GENEL KURUL KONUŞMASI
Konu: Profesör Doktor Ergun Özbudun'un vefatına, dünya Kobane gününe, cezaevlerindeki sorunlara, Gazeteci Dicle Müftüoğlu'na, Kürt Dili Hareketi Derneği Başkanı Suphi Özgen'in yürüyüşünün engellenmesine ve ana dilde eğitim taleplerine, Peri Vadisi ve Erzurum'daki av turizmine ve avcılıkla ilgili Bern Sözleşmesi'ne, Vartinis davasına ilişkin açıklaması
Yasama Yılı:2
Birleşim:16
Tarih:01.11.2023

MERAL DANIŞ BEŞTAŞ (Erzurum) - Teşekkür ederim Sayın Başkan.

Öğrencisi olma onuruna eriştiğim- değerli hocam aynı zamanda- Ergun Özbudun'un vefatını üzüntüyle öğrendik. Kuşkusuz bizlere yani hukukçulara olduğu kadar topluma da çok kıymetli katkıları olmuştur; kendisini saygıyla anıyorum, Allah'tan rahmet diliyorum ve kıymetli eşi, burada milletvekili arkadaşımız, Serap Yazıcı Özbudun'a da başsağlığı ve sabır dileklerimi buradan paylaşmak istiyorum.

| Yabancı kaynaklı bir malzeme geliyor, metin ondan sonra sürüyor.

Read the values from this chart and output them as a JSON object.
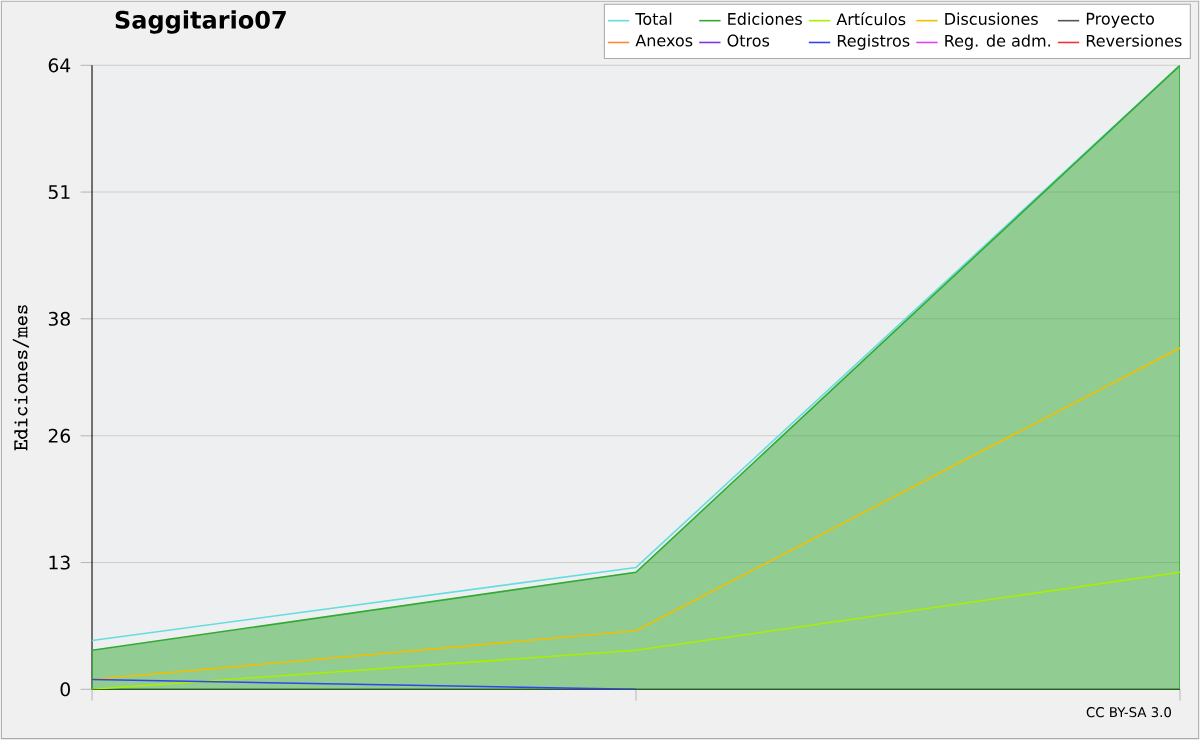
{
  "chart_data": {
    "type": "line",
    "title": "Saggitario07",
    "ylabel": "Ediciones/mes",
    "categories": [
      null,
      null,
      null
    ],
    "ylim": [
      0,
      64
    ],
    "yticks": [
      0,
      13,
      26,
      38,
      51,
      64
    ],
    "grid": "y",
    "legend": "top right",
    "marker": "none",
    "annotations": [
      "CC BY-SA 3.0"
    ],
    "series": [
      {
        "name": "Total",
        "color": "#66dddd",
        "values": [
          5,
          12.5,
          64
        ]
      },
      {
        "name": "Ediciones",
        "color": "#33aa33",
        "type": "area",
        "values": [
          4,
          12,
          64
        ]
      },
      {
        "name": "Artículos",
        "color": "#aaee00",
        "values": [
          0,
          4,
          12
        ]
      },
      {
        "name": "Discusiones",
        "color": "#f0c000",
        "values": [
          1,
          6,
          35
        ]
      },
      {
        "name": "Proyecto",
        "color": "#555555",
        "values": [
          null,
          null,
          null
        ]
      },
      {
        "name": "Anexos",
        "color": "#ff8833",
        "values": [
          null,
          null,
          null
        ]
      },
      {
        "name": "Otros",
        "color": "#8833dd",
        "values": [
          null,
          null,
          null
        ]
      },
      {
        "name": "Registros",
        "color": "#3344ee",
        "values": [
          1,
          0,
          null
        ]
      },
      {
        "name": "Reg. de adm.",
        "color": "#dd44ee",
        "values": [
          null,
          null,
          null
        ]
      },
      {
        "name": "Reversiones",
        "color": "#ee3333",
        "values": [
          null,
          null,
          null
        ]
      }
    ]
  }
}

Sayın Başkan, bugün 1 Kasım dünya Kobane günü. Kobane halkı, bundan dokuz yıl önce vahşi ve insanlık dışı yöntemlerle dünyaya korku salan IŞİD barbarlığına karşı sadece kendi varlığını, kimliğini, geleceğini değil, aynı zamanda özgür bir dünyayı yaratmak ve insanlığın umudunu korumak için destansı bir direniş sergiledi. Tüm dünya Kürt kadınlarının ve gençlerinin yaşamları pahasına sergiledikleri bu direnişe, insani değerlere olan bağlılığa ve adanmışlığa anı anına tanıklık etti. Yediden yetmişe halkın onurunu korumak için geliştirdiği bu direniş, Nobel Barış Ödülü sahiplerinin, akademisyenlerin, aydınların, yazarların ve demokratik kitle örgütlerinin çağrısıyla 1 Kasım 2014'te dünya Kobane ile dayanışma günü ilan edildi. Dünyanın dört bir tarafından halklar, tarihin akışını değiştiren Kobane'ye destek ve dayanışma için ayağa kalktı. IŞİD karanlığını yırtan, geleceği aydınlatan direniş meşalesini, dünya halklarının enternasyonalist dayanışma ruhunu buradan selamlıyoruz. Dünya Kobane günü kutlu olsun ve kuşkusuz, kadınların tarihe not düştükleri bu büyük direniş dünya kadınlarına da yepyeni bir direniş umudunu verdi, yaşam umudunu verdi. Dünyaca artık sahiplenilen sloganla Kobane'de direnen kadınları selamlıyorum: "..."(?? (HEDEP sıralarından alkışlar)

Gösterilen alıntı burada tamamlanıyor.